In a recent Realtor.com study, experts revealed that cities across the nation have been speculating that more housing and eventually lower housing costs will be made possible by looser zoning regulations. That same study suggested that the risk may be profitable—but “only in certain circumstances and not on demand.”
Researchers at the Urban Institute discovered that upzoning does result in increased housing supply when they examined significant rezoning initiatives in Philadelphia and New York City. However, the timing of the reforms, local market demand, and whether other policies made projects financially possible all had a significant impact on the gains.
In some places, like Philadelphia, the reforms successfully spurred more density while failing to increase the volume of projects. Others, such as the Bronx’s Jerome Avenue, had no appreciable rise in housing as a result of rezoning, indicating the significance of other economic variables in luring new development. The analysis provides a better understanding of where the plan is most likely to succeed—and where it may fail—as local, state, and even federal governments continue to push zoning reform as a response to the housing affordability crisis.
Measuring Regional Differences of Upzoning
The “Concrete Jungle”—New York—provides the best proof of upzoning’s effectiveness. According to many planners, housing shortages over the decades in New York were self-inflicted, by zoning regulations that grew more restrictive after the 1960s. Housing construction fell precipitously after those rules were established, and as of right now, the city’s vacancy rate is at a record low of 1.4%, and the housing gap is anticipated to be around 560,000 units.
Following a previous wave of rezonings during the Michael Bloomberg era in the 2000s, the Bill de Blasio administration implemented a series of neighborhood-by-neighbor upzonings between 2016 and 2021 in response to the situation. In comparison to comparable properties that were not upzoned, Urban Institute researchers estimate that seven of these neighborhood-scale upzonings collectively created roughly 4,100 additional housing units within four years.
Once more, these are not merely permits but genuine units. In a shortfall of more than 500,000 units, this distinction is crucial because they represent actual homes that people can move into rather than merely the prospect of future ones. However, experts revealed that the result that made headlines in New York had a catch.
With over 15 extra units per upzoned parcel four years after rezoning, compared to about 1.1 across all upzoned parcels citywide, one area, Gowanus, accounted for the majority of the gain, significantly surpassing the other rezonings.

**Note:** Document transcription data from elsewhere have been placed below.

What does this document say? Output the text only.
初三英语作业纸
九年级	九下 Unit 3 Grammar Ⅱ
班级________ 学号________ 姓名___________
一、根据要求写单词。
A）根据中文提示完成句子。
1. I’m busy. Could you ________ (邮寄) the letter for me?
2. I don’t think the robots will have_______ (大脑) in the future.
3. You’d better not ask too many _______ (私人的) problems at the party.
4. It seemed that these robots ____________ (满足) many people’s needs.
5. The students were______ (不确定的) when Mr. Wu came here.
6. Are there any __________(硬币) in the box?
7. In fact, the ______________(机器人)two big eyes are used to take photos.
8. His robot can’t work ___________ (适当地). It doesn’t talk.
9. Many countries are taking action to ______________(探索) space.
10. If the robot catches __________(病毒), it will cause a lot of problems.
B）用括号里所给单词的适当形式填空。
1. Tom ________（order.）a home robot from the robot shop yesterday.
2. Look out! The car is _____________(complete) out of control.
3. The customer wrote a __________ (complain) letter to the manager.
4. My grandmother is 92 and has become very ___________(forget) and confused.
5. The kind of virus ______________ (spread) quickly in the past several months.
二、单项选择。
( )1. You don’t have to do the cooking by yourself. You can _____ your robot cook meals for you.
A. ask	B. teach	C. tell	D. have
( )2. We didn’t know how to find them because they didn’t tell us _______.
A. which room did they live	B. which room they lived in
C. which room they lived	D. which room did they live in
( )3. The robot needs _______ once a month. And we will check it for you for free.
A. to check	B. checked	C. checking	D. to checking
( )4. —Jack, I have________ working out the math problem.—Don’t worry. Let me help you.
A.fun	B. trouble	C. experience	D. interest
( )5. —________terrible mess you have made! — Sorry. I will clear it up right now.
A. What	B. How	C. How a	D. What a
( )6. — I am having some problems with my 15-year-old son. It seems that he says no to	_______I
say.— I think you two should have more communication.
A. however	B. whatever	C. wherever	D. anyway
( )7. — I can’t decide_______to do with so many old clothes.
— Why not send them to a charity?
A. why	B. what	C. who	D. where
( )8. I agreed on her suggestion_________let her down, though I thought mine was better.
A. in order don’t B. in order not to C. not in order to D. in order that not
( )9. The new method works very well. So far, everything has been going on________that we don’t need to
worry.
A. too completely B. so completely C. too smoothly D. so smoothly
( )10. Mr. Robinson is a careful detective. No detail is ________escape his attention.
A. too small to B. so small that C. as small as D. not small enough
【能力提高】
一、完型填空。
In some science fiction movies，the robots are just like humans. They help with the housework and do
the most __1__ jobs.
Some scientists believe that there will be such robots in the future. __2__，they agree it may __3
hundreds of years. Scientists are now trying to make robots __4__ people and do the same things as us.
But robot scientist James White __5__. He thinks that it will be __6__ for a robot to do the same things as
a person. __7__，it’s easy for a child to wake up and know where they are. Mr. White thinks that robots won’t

As a result, Gowanus is practically a best-case scenario for upzoning. The area in northwest Brooklyn entered the rezoning process with some of the city’s highest demand. It is centered on a former industrial canal corridor that has been undergoing remediation for years. That kind of momentum can result in very favorable conditions for new homes, according to Christian Perry, a globally connected Realtor at Sotheby’s International Realty.
“Going back to my days at Merrill Lynch, I often decided which towns and cities were worth buying bonds in for my clients by simply counting the cranes,” Perry said. “Crane counts told you where capital had confidence and where real development was happening.”
For the larger case for upzoning, it is both promising and restrictive. Gowanus’ success raises more difficult concerns about how readily that success can be repeated elsewhere, but it also provides a clear example of where the strategy might be effective.